The COVID-19 pandemic has accelerated the pace of AI adoption, but many industry insiders find the speed of adoption a bit overwhelming, according to a KPMG survey.
The KPMG report, based on a survey of 950 full-time business/IT decision-makers with at least a moderate amount of AI knowledge working at companies with over $1 billion in revenue, analysed the uptake, concerns, and confidence in AI across seven industries – tech, government, retail, financial services, industrial manufacturing, healthcare & life sciences.
According to Traci Gusher, Principal of AI at KPMG, industries are experiencing a COVID-19’ whiplash’ with AI adoption skyrocketing due to the pandemic. Meanwhile, experts have reposed faith in AI’s ability to solve significant business challenges.
In this article, we look at the rise in AI adoption during the pandemic and the concerns raised by industry professionals, based on the KPMG report.
Adoption Across Industries
The majority of the respondents said AI is moderately functional in their firms, hinting at the groundswell of AI adoption across sectors since the COVID breakout.
Around 93% of the respondents in the industrial manufacturing sector think their current organisation makes at least moderate use of AI in its operations or functions, with 49% claiming AI is fully functional at scale in their firms. The adoption is high even in the financial service, tech, and retail sectors, where more than four out of five experts agreed to moderate adoption.
Compared to last year, the AI adoption in financial services increased by 37 percentage points, followed by retail and tech at 29 and 20 percentage points, respectively.
Simultaneously, many in the industry felt the AI adoption is moving faster than it should. The speed of adoption raised concerns around ethics, governance, and regulation of AI. According to Gusher, many business leaders do not have a rounded view of what their firms are doing to govern or control AI’s growth and fears a few inherent risks might be brewing.
Around 55% of the manufacturing industry professionals think AI adoption is moving too fast. Almost half of the retail, tech, and life sciences industry insiders also echoed similar feelings.
The development is especially concerning since a recent report by the World Economic Forum predicted that by 2025 the next wave of automation would disrupt 85 million jobs globally, citing pandemic as the agent provocateur.

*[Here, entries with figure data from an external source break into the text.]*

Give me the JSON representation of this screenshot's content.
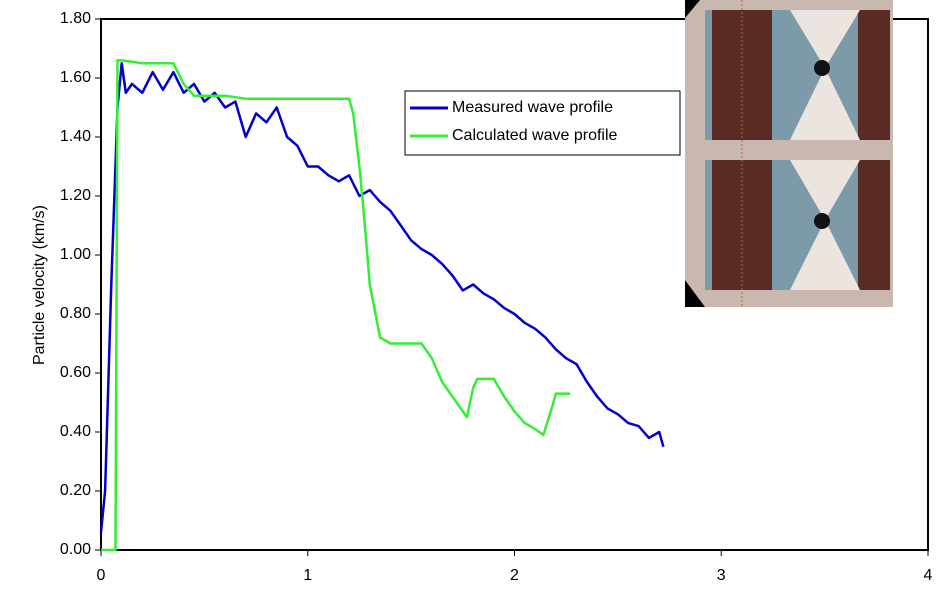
{
  "chart_data": {
    "type": "line",
    "y_label": "Particle velocity  (km/s)",
    "xlim": [
      0,
      4
    ],
    "xticks": [
      0,
      1,
      2,
      3,
      4
    ],
    "ylim": [
      0,
      1.8
    ],
    "yticks": [
      {
        "value": 0,
        "label": "0.00"
      },
      {
        "value": 0.2,
        "label": "0.20"
      },
      {
        "value": 0.4,
        "label": "0.40"
      },
      {
        "value": 0.6,
        "label": "0.60"
      },
      {
        "value": 0.8,
        "label": "0.80"
      },
      {
        "value": 1.0,
        "label": "1.00"
      },
      {
        "value": 1.2,
        "label": "1.20"
      },
      {
        "value": 1.4,
        "label": "1.40"
      },
      {
        "value": 1.6,
        "label": "1.60"
      },
      {
        "value": 1.8,
        "label": "1.80"
      }
    ],
    "series": [
      {
        "name": "Measured wave profile",
        "color": "#0000cc",
        "x": [
          0,
          0.02,
          0.05,
          0.08,
          0.1,
          0.12,
          0.15,
          0.2,
          0.25,
          0.3,
          0.35,
          0.4,
          0.45,
          0.5,
          0.55,
          0.6,
          0.65,
          0.7,
          0.75,
          0.8,
          0.85,
          0.9,
          0.95,
          1.0,
          1.05,
          1.1,
          1.15,
          1.2,
          1.25,
          1.3,
          1.35,
          1.4,
          1.45,
          1.5,
          1.55,
          1.6,
          1.65,
          1.7,
          1.75,
          1.8,
          1.85,
          1.9,
          1.95,
          2.0,
          2.05,
          2.1,
          2.15,
          2.2,
          2.25,
          2.3,
          2.35,
          2.4,
          2.45,
          2.5,
          2.55,
          2.6,
          2.65,
          2.7,
          2.72
        ],
        "values": [
          0.06,
          0.2,
          0.9,
          1.5,
          1.65,
          1.55,
          1.58,
          1.55,
          1.62,
          1.56,
          1.62,
          1.55,
          1.58,
          1.52,
          1.55,
          1.5,
          1.52,
          1.4,
          1.48,
          1.45,
          1.5,
          1.4,
          1.37,
          1.3,
          1.3,
          1.27,
          1.25,
          1.27,
          1.2,
          1.22,
          1.18,
          1.15,
          1.1,
          1.05,
          1.02,
          1.0,
          0.97,
          0.93,
          0.88,
          0.9,
          0.87,
          0.85,
          0.82,
          0.8,
          0.77,
          0.75,
          0.72,
          0.68,
          0.65,
          0.63,
          0.57,
          0.52,
          0.48,
          0.46,
          0.43,
          0.42,
          0.38,
          0.4,
          0.35
        ]
      },
      {
        "name": "Calculated wave profile",
        "color": "#33ee33",
        "x": [
          0,
          0.07,
          0.08,
          0.1,
          0.2,
          0.35,
          0.4,
          0.45,
          0.6,
          0.7,
          1.0,
          1.2,
          1.22,
          1.25,
          1.27,
          1.3,
          1.35,
          1.4,
          1.55,
          1.6,
          1.65,
          1.7,
          1.75,
          1.77,
          1.8,
          1.82,
          1.9,
          1.95,
          2.0,
          2.05,
          2.1,
          2.14,
          2.18,
          2.2,
          2.27
        ],
        "values": [
          0,
          0,
          1.66,
          1.66,
          1.65,
          1.65,
          1.58,
          1.54,
          1.54,
          1.53,
          1.53,
          1.53,
          1.48,
          1.3,
          1.15,
          0.9,
          0.72,
          0.7,
          0.7,
          0.65,
          0.57,
          0.52,
          0.47,
          0.45,
          0.55,
          0.58,
          0.58,
          0.52,
          0.47,
          0.43,
          0.41,
          0.39,
          0.48,
          0.53,
          0.53
        ]
      }
    ]
  }
}
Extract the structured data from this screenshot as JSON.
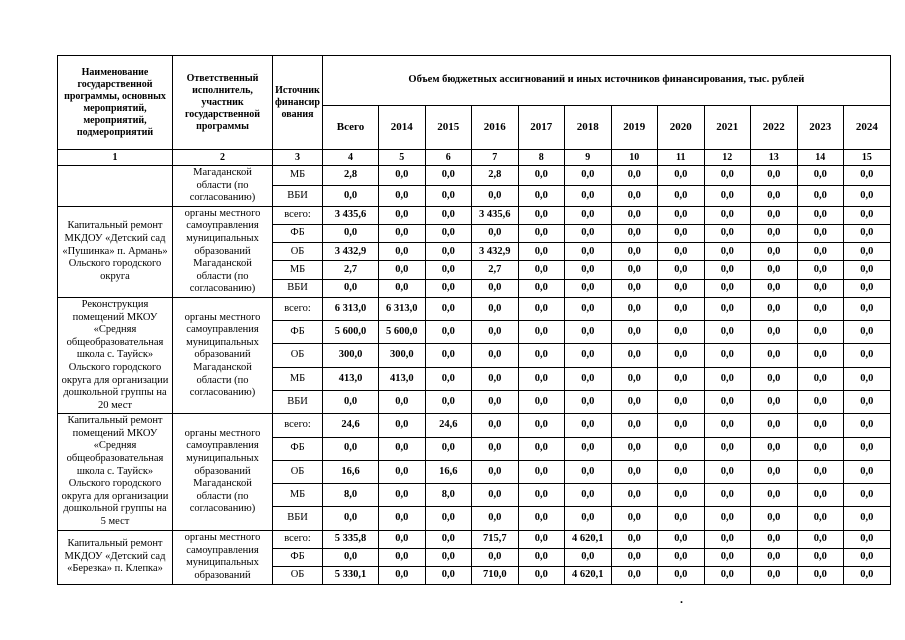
{
  "page": {
    "stray_dot": "."
  },
  "table": {
    "header": {
      "program": "Наименование государственной программы, основных мероприятий, мероприятий, подмероприятий",
      "executor": "Ответственный исполнитель, участник государственной программы",
      "source": "Источник финансирования",
      "finance_title": "Объем бюджетных ассигнований и иных источников финансирования, тыс. рублей",
      "year_cols": [
        "Всего",
        "2014",
        "2015",
        "2016",
        "2017",
        "2018",
        "2019",
        "2020",
        "2021",
        "2022",
        "2023",
        "2024"
      ],
      "col_numbers": [
        "1",
        "2",
        "3",
        "4",
        "5",
        "6",
        "7",
        "8",
        "9",
        "10",
        "11",
        "12",
        "13",
        "14",
        "15"
      ]
    },
    "groups": [
      {
        "name": "",
        "executor": "Магаданской области (по согласованию)",
        "rows": [
          {
            "source": "МБ",
            "values": [
              "2,8",
              "0,0",
              "0,0",
              "2,8",
              "0,0",
              "0,0",
              "0,0",
              "0,0",
              "0,0",
              "0,0",
              "0,0",
              "0,0"
            ]
          },
          {
            "source": "ВБИ",
            "values": [
              "0,0",
              "0,0",
              "0,0",
              "0,0",
              "0,0",
              "0,0",
              "0,0",
              "0,0",
              "0,0",
              "0,0",
              "0,0",
              "0,0"
            ]
          }
        ]
      },
      {
        "name": "Капитальный ремонт МКДОУ «Детский сад «Пушинка» п. Армань» Ольского городского округа",
        "executor": "органы местного самоуправления муниципальных образований Магаданской области (по согласованию)",
        "rows": [
          {
            "source": "всего:",
            "values": [
              "3 435,6",
              "0,0",
              "0,0",
              "3 435,6",
              "0,0",
              "0,0",
              "0,0",
              "0,0",
              "0,0",
              "0,0",
              "0,0",
              "0,0"
            ]
          },
          {
            "source": "ФБ",
            "values": [
              "0,0",
              "0,0",
              "0,0",
              "0,0",
              "0,0",
              "0,0",
              "0,0",
              "0,0",
              "0,0",
              "0,0",
              "0,0",
              "0,0"
            ]
          },
          {
            "source": "ОБ",
            "values": [
              "3 432,9",
              "0,0",
              "0,0",
              "3 432,9",
              "0,0",
              "0,0",
              "0,0",
              "0,0",
              "0,0",
              "0,0",
              "0,0",
              "0,0"
            ]
          },
          {
            "source": "МБ",
            "values": [
              "2,7",
              "0,0",
              "0,0",
              "2,7",
              "0,0",
              "0,0",
              "0,0",
              "0,0",
              "0,0",
              "0,0",
              "0,0",
              "0,0"
            ]
          },
          {
            "source": "ВБИ",
            "values": [
              "0,0",
              "0,0",
              "0,0",
              "0,0",
              "0,0",
              "0,0",
              "0,0",
              "0,0",
              "0,0",
              "0,0",
              "0,0",
              "0,0"
            ]
          }
        ]
      },
      {
        "name": "Реконструкция помещений МКОУ «Средняя общеобразовательная школа с. Тауйск» Ольского городского округа для организации дошкольной группы на 20 мест",
        "executor": "органы местного самоуправления муниципальных образований Магаданской области (по согласованию)",
        "rows": [
          {
            "source": "всего:",
            "values": [
              "6 313,0",
              "6 313,0",
              "0,0",
              "0,0",
              "0,0",
              "0,0",
              "0,0",
              "0,0",
              "0,0",
              "0,0",
              "0,0",
              "0,0"
            ]
          },
          {
            "source": "ФБ",
            "values": [
              "5 600,0",
              "5 600,0",
              "0,0",
              "0,0",
              "0,0",
              "0,0",
              "0,0",
              "0,0",
              "0,0",
              "0,0",
              "0,0",
              "0,0"
            ]
          },
          {
            "source": "ОБ",
            "values": [
              "300,0",
              "300,0",
              "0,0",
              "0,0",
              "0,0",
              "0,0",
              "0,0",
              "0,0",
              "0,0",
              "0,0",
              "0,0",
              "0,0"
            ]
          },
          {
            "source": "МБ",
            "values": [
              "413,0",
              "413,0",
              "0,0",
              "0,0",
              "0,0",
              "0,0",
              "0,0",
              "0,0",
              "0,0",
              "0,0",
              "0,0",
              "0,0"
            ]
          },
          {
            "source": "ВБИ",
            "values": [
              "0,0",
              "0,0",
              "0,0",
              "0,0",
              "0,0",
              "0,0",
              "0,0",
              "0,0",
              "0,0",
              "0,0",
              "0,0",
              "0,0"
            ]
          }
        ]
      },
      {
        "name": "Капитальный ремонт помещений МКОУ «Средняя общеобразовательная школа с. Тауйск» Ольского городского округа для организации дошкольной группы на 5 мест",
        "executor": "органы местного самоуправления муниципальных образований Магаданской области (по согласованию)",
        "rows": [
          {
            "source": "всего:",
            "values": [
              "24,6",
              "0,0",
              "24,6",
              "0,0",
              "0,0",
              "0,0",
              "0,0",
              "0,0",
              "0,0",
              "0,0",
              "0,0",
              "0,0"
            ]
          },
          {
            "source": "ФБ",
            "values": [
              "0,0",
              "0,0",
              "0,0",
              "0,0",
              "0,0",
              "0,0",
              "0,0",
              "0,0",
              "0,0",
              "0,0",
              "0,0",
              "0,0"
            ]
          },
          {
            "source": "ОБ",
            "values": [
              "16,6",
              "0,0",
              "16,6",
              "0,0",
              "0,0",
              "0,0",
              "0,0",
              "0,0",
              "0,0",
              "0,0",
              "0,0",
              "0,0"
            ]
          },
          {
            "source": "МБ",
            "values": [
              "8,0",
              "0,0",
              "8,0",
              "0,0",
              "0,0",
              "0,0",
              "0,0",
              "0,0",
              "0,0",
              "0,0",
              "0,0",
              "0,0"
            ]
          },
          {
            "source": "ВБИ",
            "values": [
              "0,0",
              "0,0",
              "0,0",
              "0,0",
              "0,0",
              "0,0",
              "0,0",
              "0,0",
              "0,0",
              "0,0",
              "0,0",
              "0,0"
            ]
          }
        ]
      },
      {
        "name": "Капитальный ремонт МКДОУ «Детский сад «Березка» п. Клепка»",
        "executor": "органы местного самоуправления муниципальных образований",
        "rows": [
          {
            "source": "всего:",
            "values": [
              "5 335,8",
              "0,0",
              "0,0",
              "715,7",
              "0,0",
              "4 620,1",
              "0,0",
              "0,0",
              "0,0",
              "0,0",
              "0,0",
              "0,0"
            ]
          },
          {
            "source": "ФБ",
            "values": [
              "0,0",
              "0,0",
              "0,0",
              "0,0",
              "0,0",
              "0,0",
              "0,0",
              "0,0",
              "0,0",
              "0,0",
              "0,0",
              "0,0"
            ]
          },
          {
            "source": "ОБ",
            "values": [
              "5 330,1",
              "0,0",
              "0,0",
              "710,0",
              "0,0",
              "4 620,1",
              "0,0",
              "0,0",
              "0,0",
              "0,0",
              "0,0",
              "0,0"
            ]
          }
        ]
      }
    ]
  }
}
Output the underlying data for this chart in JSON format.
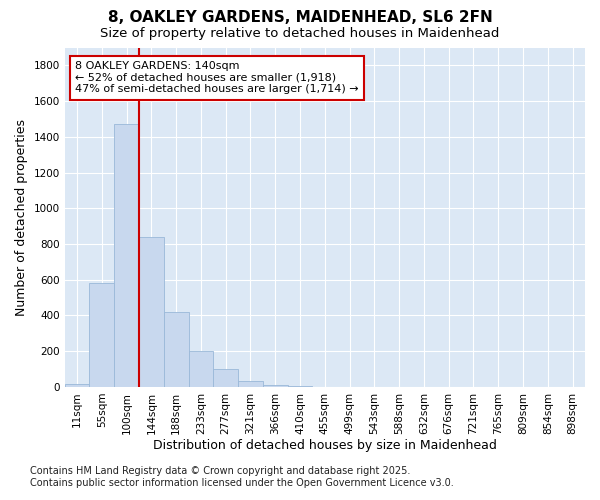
{
  "title": "8, OAKLEY GARDENS, MAIDENHEAD, SL6 2FN",
  "subtitle": "Size of property relative to detached houses in Maidenhead",
  "xlabel": "Distribution of detached houses by size in Maidenhead",
  "ylabel": "Number of detached properties",
  "categories": [
    "11sqm",
    "55sqm",
    "100sqm",
    "144sqm",
    "188sqm",
    "233sqm",
    "277sqm",
    "321sqm",
    "366sqm",
    "410sqm",
    "455sqm",
    "499sqm",
    "543sqm",
    "588sqm",
    "632sqm",
    "676sqm",
    "721sqm",
    "765sqm",
    "809sqm",
    "854sqm",
    "898sqm"
  ],
  "values": [
    15,
    580,
    1470,
    840,
    420,
    200,
    100,
    35,
    10,
    5,
    2,
    1,
    0,
    0,
    0,
    0,
    0,
    0,
    0,
    0,
    0
  ],
  "bar_color": "#c8d8ee",
  "bar_edge_color": "#9ab8d8",
  "vline_x_index": 3,
  "vline_color": "#cc0000",
  "annotation_line1": "8 OAKLEY GARDENS: 140sqm",
  "annotation_line2": "← 52% of detached houses are smaller (1,918)",
  "annotation_line3": "47% of semi-detached houses are larger (1,714) →",
  "annotation_box_color": "#ffffff",
  "annotation_box_edge_color": "#cc0000",
  "ylim": [
    0,
    1900
  ],
  "yticks": [
    0,
    200,
    400,
    600,
    800,
    1000,
    1200,
    1400,
    1600,
    1800
  ],
  "footer_line1": "Contains HM Land Registry data © Crown copyright and database right 2025.",
  "footer_line2": "Contains public sector information licensed under the Open Government Licence v3.0.",
  "bg_color": "#ffffff",
  "plot_bg_color": "#dce8f5",
  "title_fontsize": 11,
  "subtitle_fontsize": 9.5,
  "axis_label_fontsize": 9,
  "tick_fontsize": 7.5,
  "annotation_fontsize": 8,
  "footer_fontsize": 7
}
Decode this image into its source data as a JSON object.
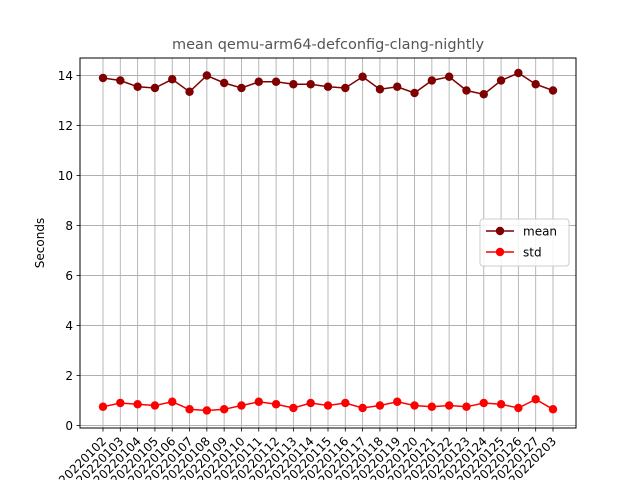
{
  "chart_data": {
    "type": "line",
    "title": "mean qemu-arm64-defconfig-clang-nightly",
    "xlabel": "",
    "ylabel": "Seconds",
    "ylim": [
      -0.1,
      14.7
    ],
    "yticks": [
      0,
      2,
      4,
      6,
      8,
      10,
      12,
      14
    ],
    "grid": true,
    "legend_position": "center-right",
    "categories": [
      "20220102",
      "20220103",
      "20220104",
      "20220105",
      "20220106",
      "20220107",
      "20220108",
      "20220109",
      "20220110",
      "20220111",
      "20220112",
      "20220113",
      "20220114",
      "20220115",
      "20220116",
      "20220117",
      "20220118",
      "20220119",
      "20220120",
      "20220121",
      "20220122",
      "20220123",
      "20220124",
      "20220125",
      "20220126",
      "20220127",
      "20220203"
    ],
    "series": [
      {
        "name": "mean",
        "color": "#7f0000",
        "values": [
          13.9,
          13.8,
          13.55,
          13.5,
          13.85,
          13.35,
          14.0,
          13.7,
          13.5,
          13.75,
          13.75,
          13.65,
          13.65,
          13.55,
          13.5,
          13.95,
          13.45,
          13.55,
          13.3,
          13.8,
          13.95,
          13.4,
          13.25,
          13.8,
          14.1,
          13.65,
          13.4
        ]
      },
      {
        "name": "std",
        "color": "#ff0000",
        "values": [
          0.75,
          0.9,
          0.85,
          0.8,
          0.95,
          0.65,
          0.6,
          0.65,
          0.8,
          0.95,
          0.85,
          0.7,
          0.9,
          0.8,
          0.9,
          0.7,
          0.8,
          0.95,
          0.8,
          0.75,
          0.8,
          0.75,
          0.9,
          0.85,
          0.7,
          1.05,
          0.65
        ]
      }
    ]
  }
}
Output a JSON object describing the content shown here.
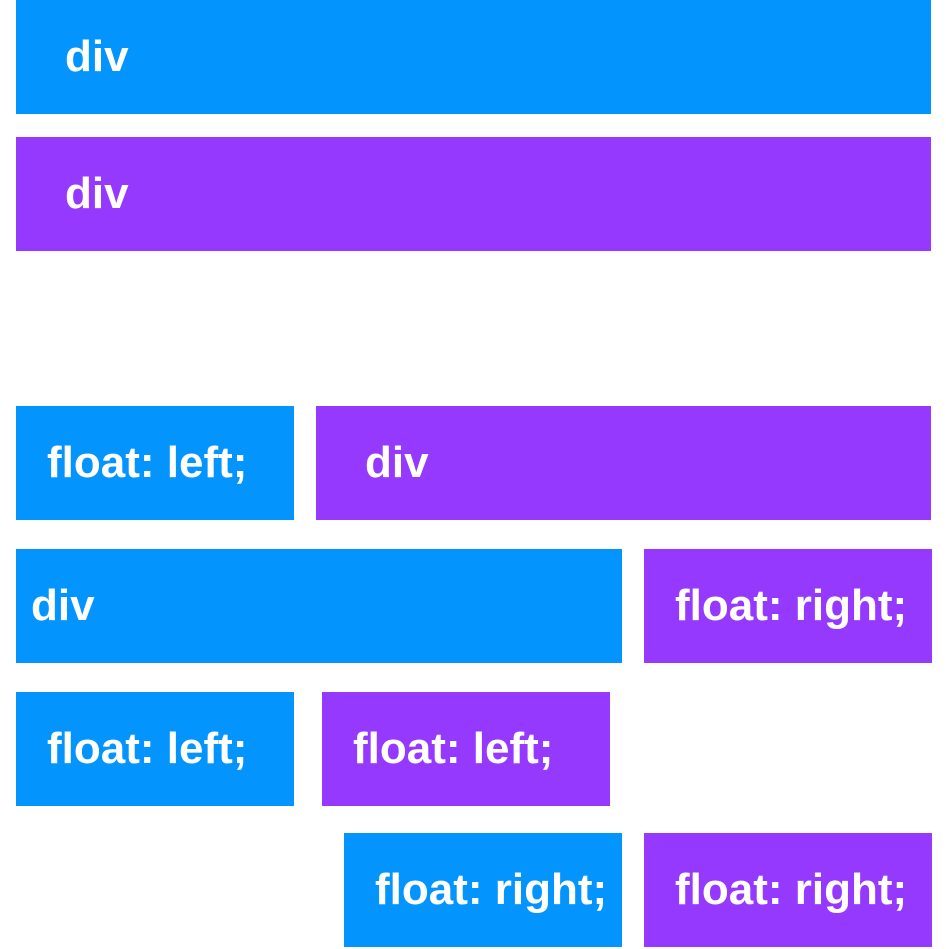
{
  "colors": {
    "blue": "#0394fe",
    "purple": "#9639ff",
    "background": "#ffffff",
    "text": "#ffffff"
  },
  "example1": {
    "block1": "div",
    "block2": "div"
  },
  "example2": {
    "float_left": "float: left;",
    "div": "div"
  },
  "example3": {
    "div": "div",
    "float_right": "float: right;"
  },
  "example4": {
    "float_left_1": "float: left;",
    "float_left_2": "float: left;"
  },
  "example5": {
    "float_right_1": "float: right;",
    "float_right_2": "float: right;"
  }
}
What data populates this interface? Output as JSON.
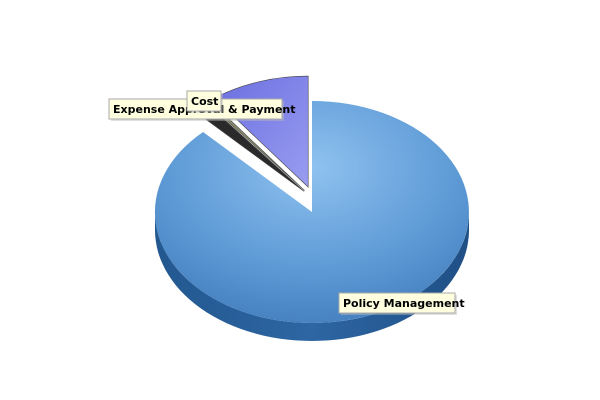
{
  "chart_data": {
    "type": "pie",
    "title": "",
    "three_d": true,
    "slices": [
      {
        "label": "Policy Management",
        "value": 87.8,
        "color": "#5b9bd5",
        "exploded": false
      },
      {
        "label": "Expense Approval & Payment",
        "value": 1.6,
        "color": "#2a2a2a",
        "exploded": true
      },
      {
        "label": "Cost",
        "value": 0.4,
        "color": "#8a8a6a",
        "exploded": true
      },
      {
        "label": "",
        "value": 10.2,
        "color": "#7b7fe0",
        "exploded": true
      }
    ],
    "label_style": {
      "background": "#ffffe0",
      "border": "#aaaaaa"
    }
  }
}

The biggest fear among almost all industries, except healthcare, was cybersecurity breaches. With cybersecurity incidents like the Solorigate and a rising number of cyberattacks dominating the narrative, the concern is indeed well-founded.
For healthcare representatives, the biggest concern was privacy violations. Other major problems include potential biases in AI systems and surveillance issues.
Meanwhile, the concentration of wealth around companies using AI technology also raised a few red flags. According to a report by the National Bureau of Economic Research, intelligent automation through advanced technology like AI risks widening the gap between the rich and the poor.
Threats to security and privacy was also a concern for around half of the respondents across sectors.
More than nine in ten respondents agreed their firm should have an AI ethics policy, although many organisations don’t have one yet. Unlike last year, most of the respondents from retail, tech, and financial services firms said they have an AI ethics code in place.
While companies are rushing to hire AI ethicists, experts think the companies are still struggling to wrap their head around an AI ethicist’s role.
Despite the concerns, most industry respondents were confident of AI’s power as a change agent. For example, 93% of the business leaders in the financial service industry were confident that AI can help detect fraud. Similarly, 79% of the government decision-makers are optimistic about AI’s ability to improve bureaucratic efficiency.
More than nine in ten healthcare and life sciences respondents believe AI will help curb the spread of COVID-19 and develop the vaccine.
More than half of the respondents across sectors said AI exceeded their expectations. While 69% from the retail industry thought so, only 54% of the government sector respondents concurred.
The study observed lower levels of management, and smaller companies are less likely to recognise the value of AI compared to higher-level management or bigger companies.
The pandemic has accelerated AI adoption across the world. India became a leading adopter of AI among all major economies amid the pandemic. Around 94% of the organisations think AI will help create more opportunities than posing a threat to their respective industries.